Rompiendo del todo con los judíos, sustituyó el ayuno de la asura (sólo estuvo en vigor un año, pero siguió admitiéndose como práctica piadosa y ha sido conservado hasta hoy por los xiíes) por el ayuno de ramadán, cuyo origen tal vez se encuentra en los ritos maniqueos. Todas estas reformas consagraban al islam como una religión ecuménica en la cual su fundador era (33, 40/40 = 73): Mahoma… el Enviado de Dios y Sello de los Profetas. La tradición ha procurado reforzar la idea de que «Sello» implica ser el último de los profetas, pero a lo largo de la historia del islam han aparecido pseudoprofetas e, incluso, sectas, como las actuales de los behaíes y ahmadíes, que sostienen que con el último de los Profetas no se cortó la comunicación de Dios con los hombres, la cual continuará en el futuro, basándose en (7, 33/35 = 91): ¡Hijos de Adán! Os vendrán [en el futuro] enviados salidos de entre vosotros que os recitarán mis aleyas. Quienes teman y se reformen, no tengan temor, pues no serán afligidos.

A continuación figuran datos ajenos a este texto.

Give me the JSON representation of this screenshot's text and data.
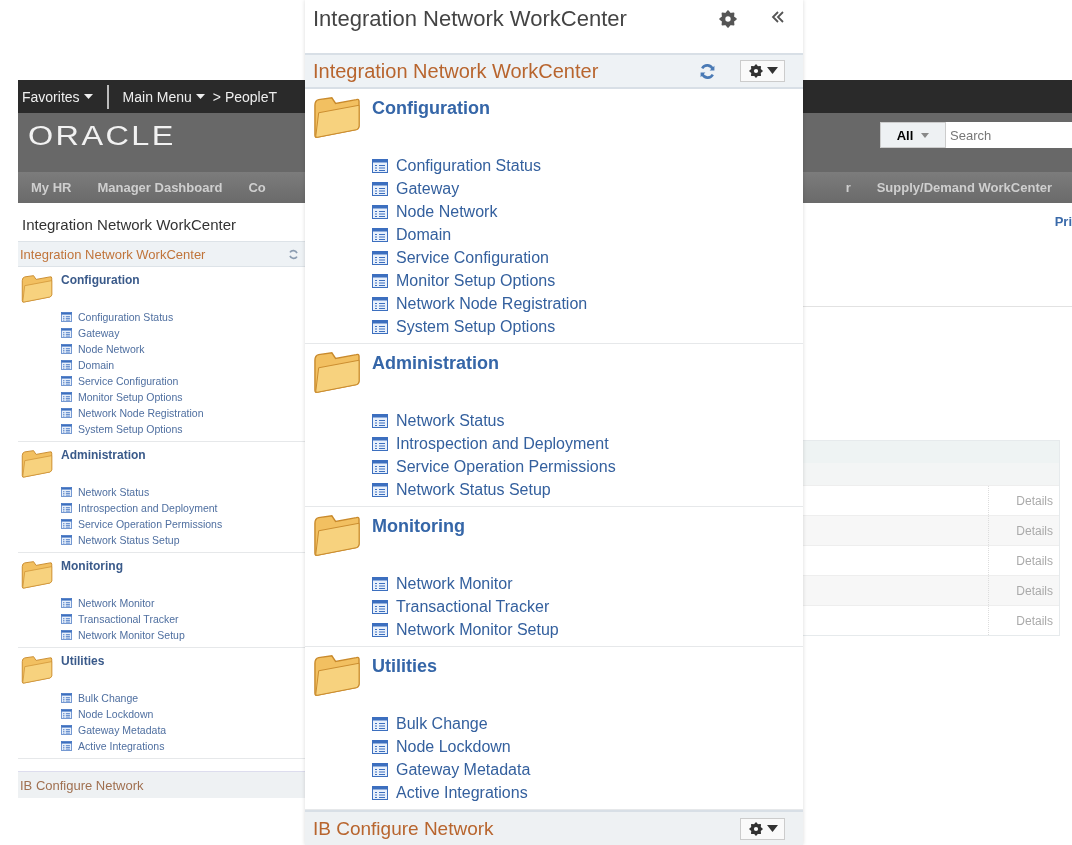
{
  "background": {
    "top_bar": {
      "favorites": "Favorites",
      "main_menu": "Main Menu",
      "breadcrumb": "> PeopleT"
    },
    "logo": "ORACLE",
    "search": {
      "scope": "All",
      "placeholder": "Search"
    },
    "nav_left": [
      "My HR",
      "Manager Dashboard",
      "Co"
    ],
    "nav_right": [
      "r",
      "Supply/Demand WorkCenter"
    ],
    "page_title": "Integration Network WorkCenter",
    "link": "Pri",
    "sidebar": {
      "pagelet_title": "Integration Network WorkCenter",
      "sections": [
        {
          "title": "Configuration",
          "items": [
            "Configuration Status",
            "Gateway",
            "Node Network",
            "Domain",
            "Service Configuration",
            "Monitor Setup Options",
            "Network Node Registration",
            "System Setup Options"
          ]
        },
        {
          "title": "Administration",
          "items": [
            "Network Status",
            "Introspection and Deployment",
            "Service Operation Permissions",
            "Network Status Setup"
          ]
        },
        {
          "title": "Monitoring",
          "items": [
            "Network Monitor",
            "Transactional Tracker",
            "Network Monitor Setup"
          ]
        },
        {
          "title": "Utilities",
          "items": [
            "Bulk Change",
            "Node Lockdown",
            "Gateway Metadata",
            "Active Integrations"
          ]
        }
      ],
      "footer": "IB Configure Network"
    },
    "table": {
      "rows": [
        {
          "column_2": "Details"
        },
        {
          "column_2": "Details"
        },
        {
          "column_2": "Details"
        },
        {
          "column_2": "Details"
        },
        {
          "column_2": "Details"
        }
      ]
    }
  },
  "callout": {
    "title": "Integration Network WorkCenter",
    "pagelet_title": "Integration Network WorkCenter",
    "sections": [
      {
        "title": "Configuration",
        "items": [
          "Configuration Status",
          "Gateway",
          "Node Network",
          "Domain",
          "Service Configuration",
          "Monitor Setup Options",
          "Network Node Registration",
          "System Setup Options"
        ]
      },
      {
        "title": "Administration",
        "items": [
          "Network Status",
          "Introspection and Deployment",
          "Service Operation Permissions",
          "Network Status Setup"
        ]
      },
      {
        "title": "Monitoring",
        "items": [
          "Network Monitor",
          "Transactional Tracker",
          "Network Monitor Setup"
        ]
      },
      {
        "title": "Utilities",
        "items": [
          "Bulk Change",
          "Node Lockdown",
          "Gateway Metadata",
          "Active Integrations"
        ]
      }
    ],
    "footer": "IB Configure Network"
  }
}
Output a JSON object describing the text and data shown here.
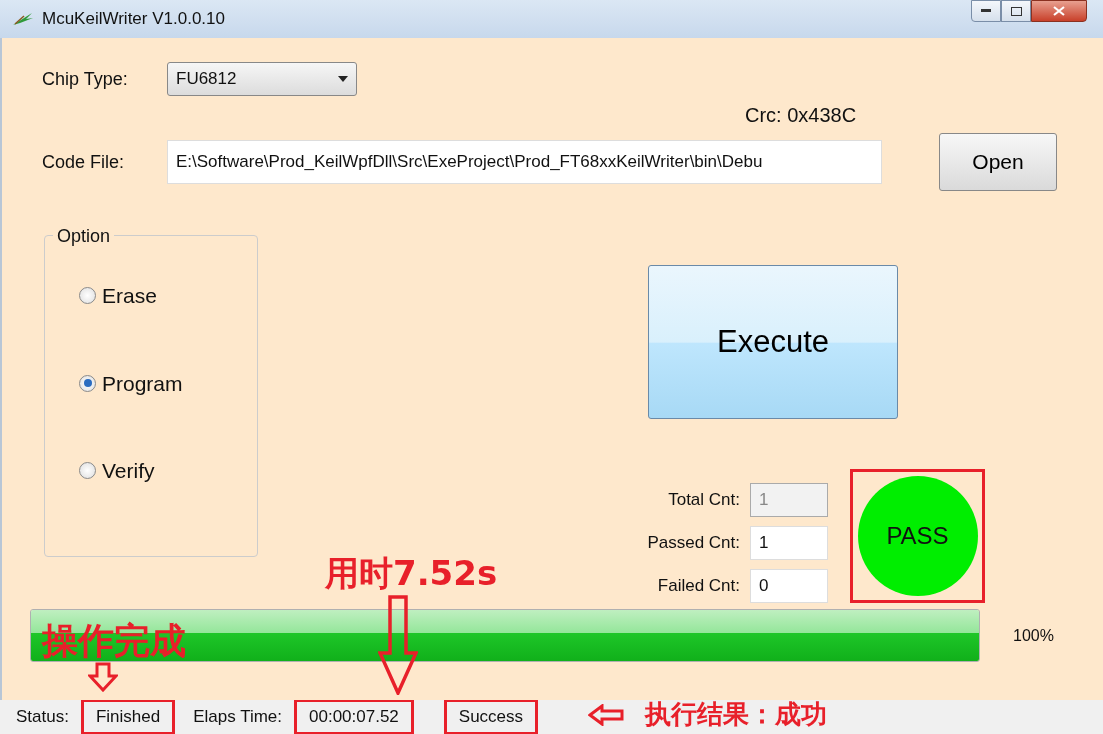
{
  "window": {
    "title": "McuKeilWriter V1.0.0.10"
  },
  "chip_type": {
    "label": "Chip Type:",
    "value": "FU6812"
  },
  "crc": "Crc: 0x438C",
  "code_file": {
    "label": "Code File:",
    "value": "E:\\Software\\Prod_KeilWpfDll\\Src\\ExeProject\\Prod_FT68xxKeilWriter\\bin\\Debu"
  },
  "open_button": "Open",
  "option": {
    "title": "Option",
    "radios": [
      {
        "label": "Erase",
        "selected": false
      },
      {
        "label": "Program",
        "selected": true
      },
      {
        "label": "Verify",
        "selected": false
      }
    ]
  },
  "execute_button": "Execute",
  "counts": [
    {
      "label": "Total Cnt:",
      "value": "1",
      "disabled": true
    },
    {
      "label": "Passed Cnt:",
      "value": "1",
      "disabled": false
    },
    {
      "label": "Failed Cnt:",
      "value": "0",
      "disabled": false
    }
  ],
  "result": {
    "text": "PASS",
    "color": "#00ee00",
    "highlighted": true
  },
  "progress": {
    "level": 1.0,
    "reading": "100%"
  },
  "status_bar": [
    {
      "label": "Status:",
      "value": "Finished",
      "highlighted": true
    },
    {
      "label": "Elaps Time:",
      "value": "00:00:07.52",
      "highlighted": true
    },
    {
      "value": "Success",
      "highlighted": true
    }
  ],
  "annotations": [
    {
      "kind": "text",
      "text": "用时7.52s"
    },
    {
      "kind": "text",
      "text": "操作完成"
    },
    {
      "kind": "small_down_arrow"
    },
    {
      "kind": "big_down_arrow"
    },
    {
      "kind": "left_arrow"
    },
    {
      "kind": "text",
      "text": "执行结果：成功"
    }
  ]
}
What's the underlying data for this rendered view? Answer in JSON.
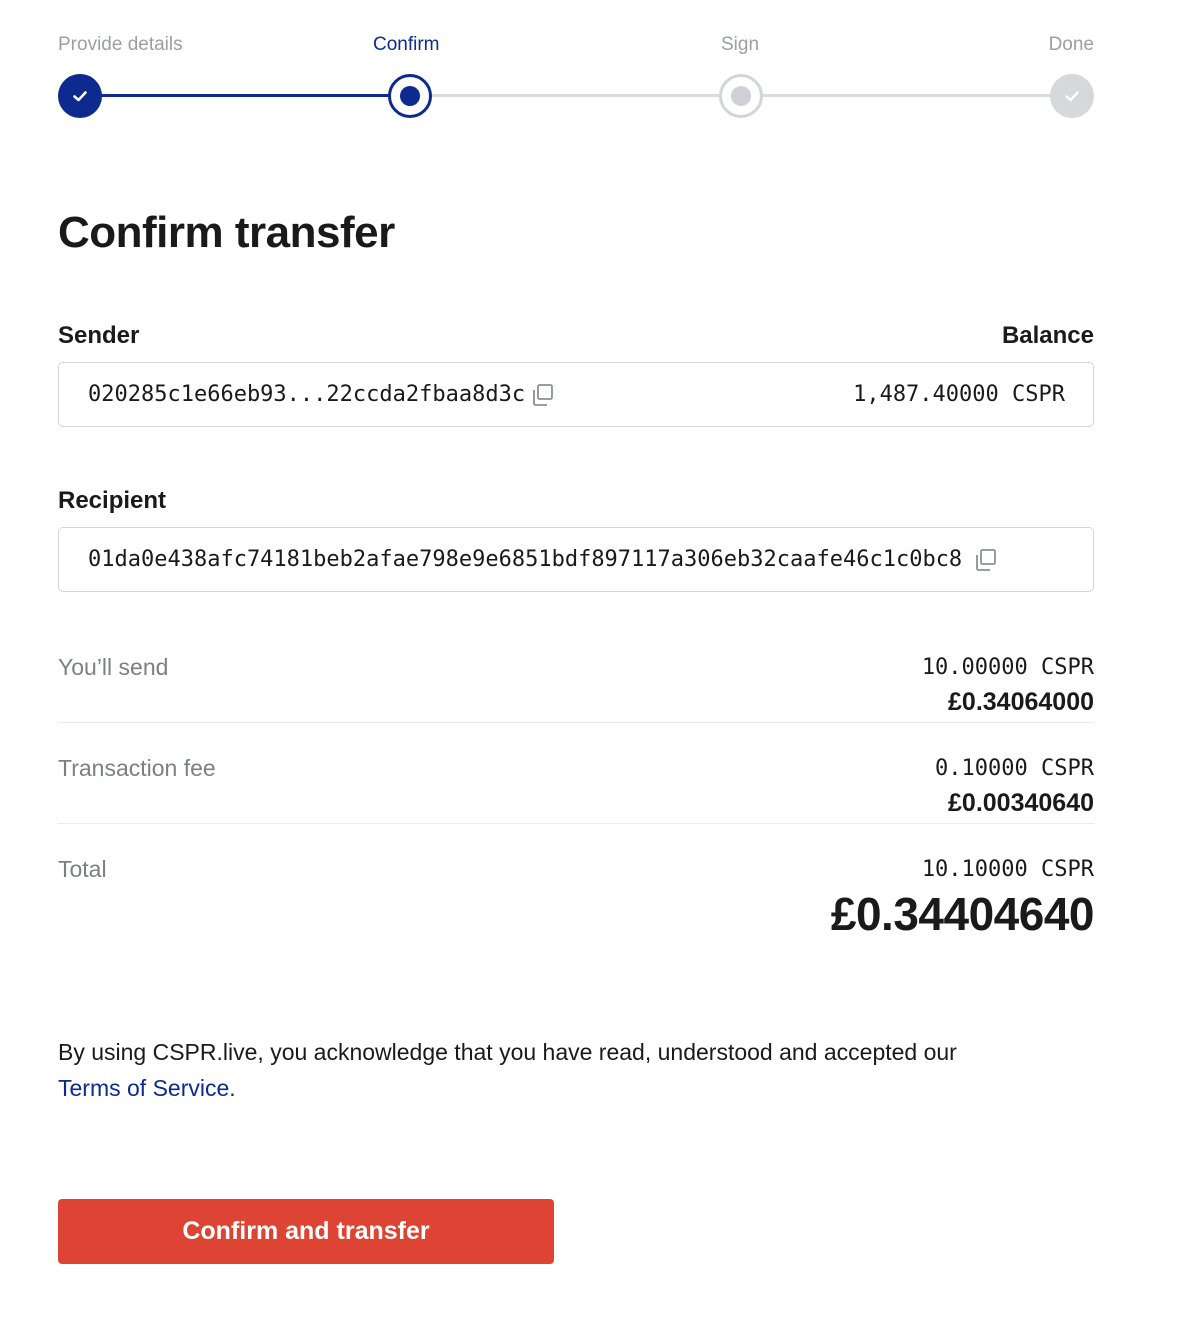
{
  "stepper": {
    "steps": [
      {
        "label": "Provide details",
        "state": "done"
      },
      {
        "label": "Confirm",
        "state": "current"
      },
      {
        "label": "Sign",
        "state": "pending"
      },
      {
        "label": "Done",
        "state": "pending"
      }
    ],
    "colors": {
      "active": "#0d2a8f",
      "inactive": "#9a9ea6",
      "track": "#d9dbe0"
    }
  },
  "title": "Confirm transfer",
  "sender": {
    "label": "Sender",
    "address": "020285c1e66eb93...22ccda2fbaa8d3c",
    "copy_icon": "copy-icon"
  },
  "balance": {
    "label": "Balance",
    "value": "1,487.40000 CSPR"
  },
  "recipient": {
    "label": "Recipient",
    "address": "01da0e438afc74181beb2afae798e9e6851bdf897117a306eb32caafe46c1c0bc8",
    "copy_icon": "copy-icon"
  },
  "summary": {
    "send": {
      "label": "You’ll send",
      "crypto": "10.00000 CSPR",
      "fiat": "£0.34064000"
    },
    "fee": {
      "label": "Transaction fee",
      "crypto": "0.10000 CSPR",
      "fiat": "£0.00340640"
    },
    "total": {
      "label": "Total",
      "crypto": "10.10000 CSPR",
      "fiat": "£0.34404640"
    }
  },
  "terms": {
    "text": "By using CSPR.live, you acknowledge that you have read, understood and accepted our",
    "link_label": "Terms of Service."
  },
  "confirm_button": {
    "label": "Confirm and transfer",
    "color": "#de4433"
  }
}
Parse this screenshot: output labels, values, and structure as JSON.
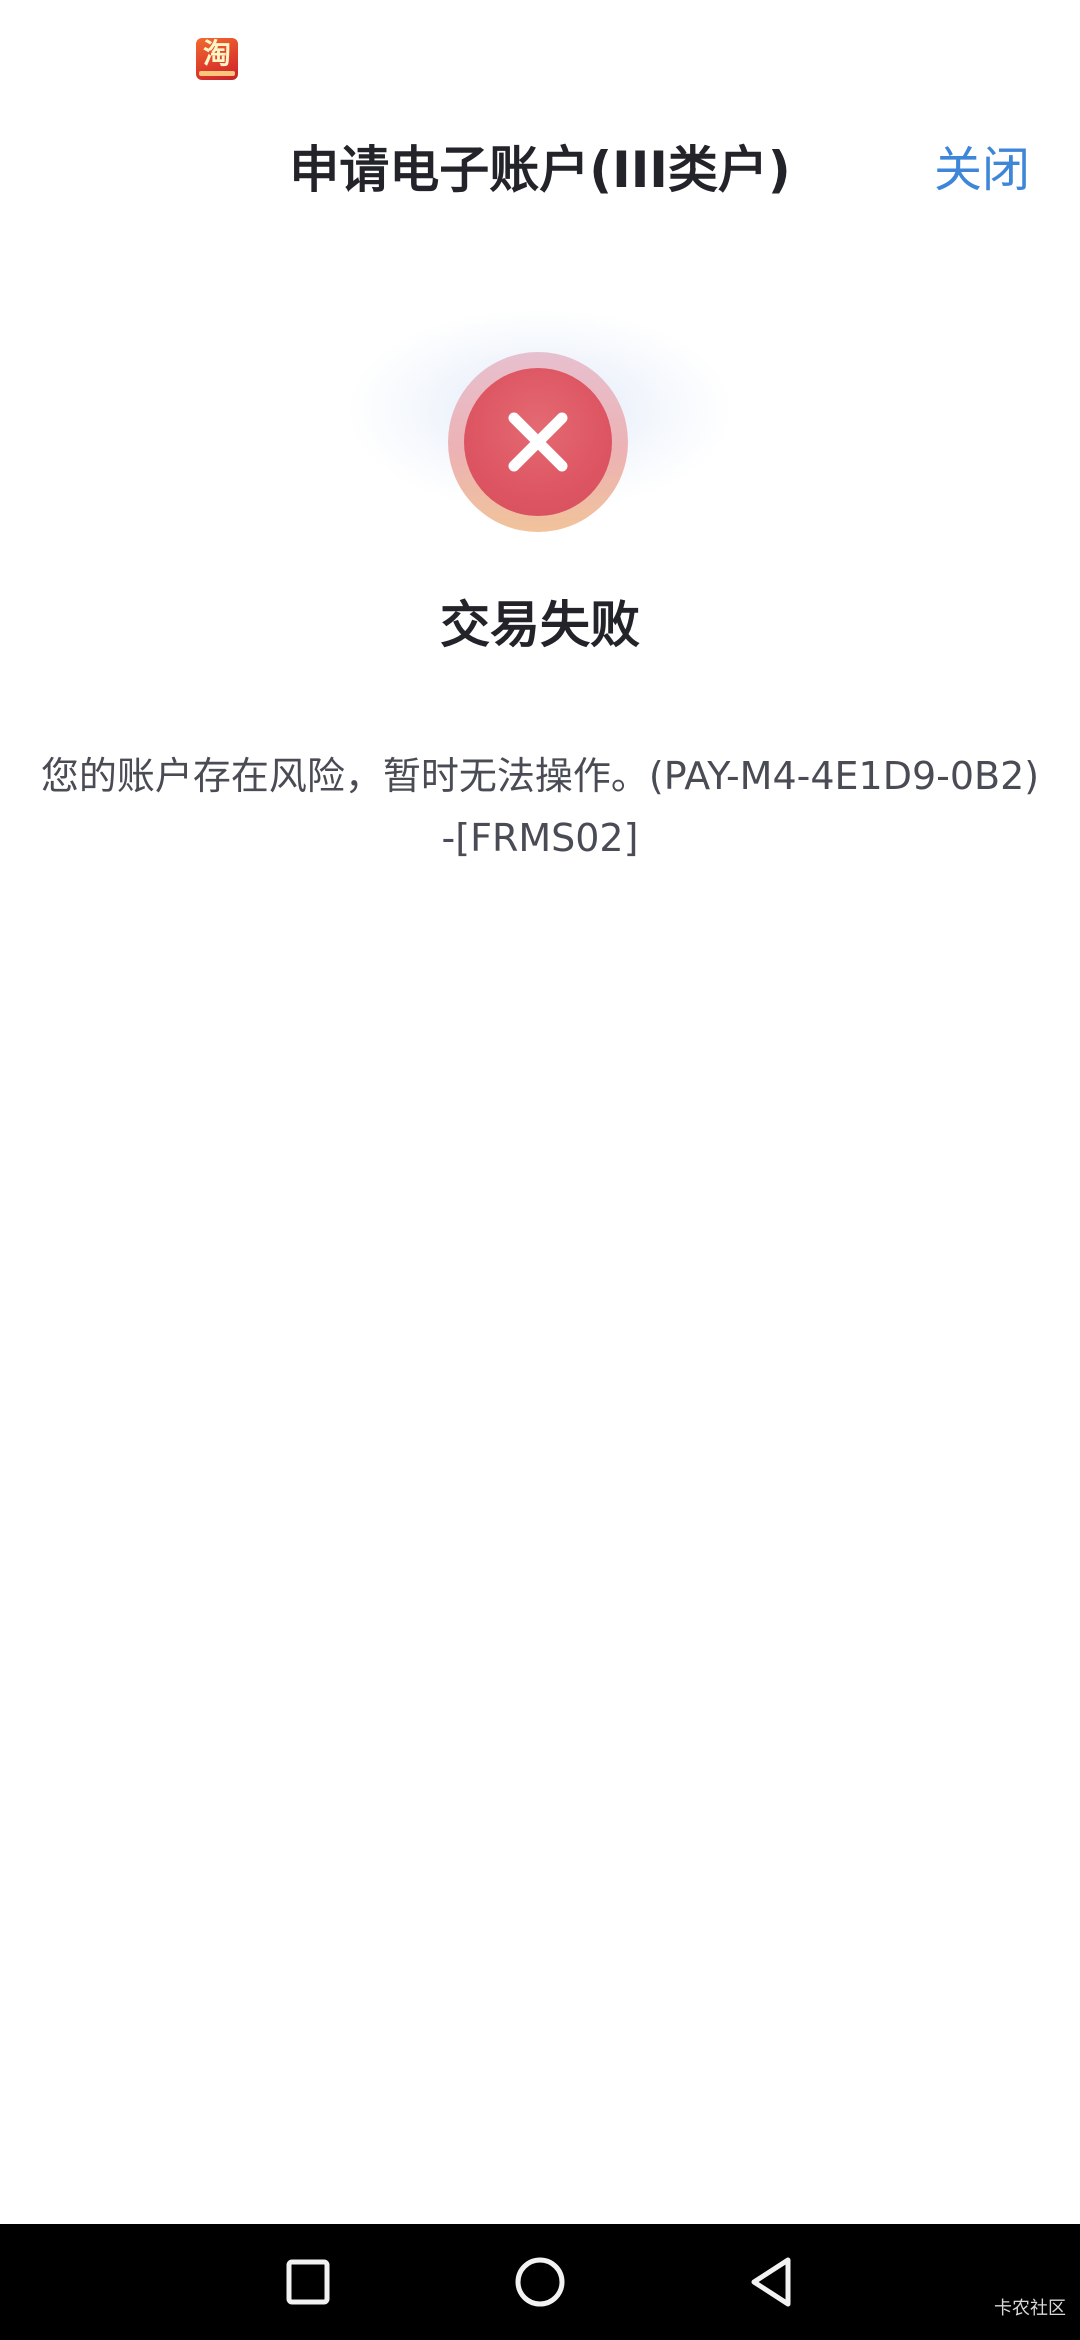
{
  "status_bar": {
    "app_icon": "taobao-app-icon",
    "app_icon_glyph": "淘"
  },
  "header": {
    "title": "申请电子账户(III类户)",
    "close_label": "关闭",
    "accent_color": "#3d86d8"
  },
  "result": {
    "icon": "close-icon",
    "status_color": "#dd5562",
    "title": "交易失败",
    "message": "您的账户存在风险，暂时无法操作。(PAY-M4-4E1D9-0B2)-[FRMS02]"
  },
  "nav_bar": {
    "recent_icon": "square-icon",
    "home_icon": "circle-icon",
    "back_icon": "triangle-back-icon",
    "watermark": "卡农社区"
  }
}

La influencia y adaptación de creencias propiamente árabes o sudárabes fue acrecentándose y se admitió que Abraham no fue ni idólatra ni judío ni cristiano, sino, simplemente, el gran hanif, palabra de difícil traducción y cuyo significado en el Corán sólo puede deducirse gracias a la crítica interna del mismo. El carácter sagrado de La Meca era debido a que el templo había sido fundado por Abraham e Ismael y, por tanto, había que purificarlo antes de que los musulmanes pudieran acudir a él en peregrinación. Como es lógico, los coraixíes no iban a ceder el templo fácilmente, y Mahoma lo sabía. Para conseguirlo era necesario cambiar de política, a fin de castigar a sus conciudadanos, y por su propia mano, con el tormento con que Dios, reiteradamente, les había amenazado. Había que convencer a los musulmanes de que su ideario también podía conseguirse con las armas y, como el pacto de Aqaba era puramente defensivo, esperar un momento oportuno para pasar al ataque.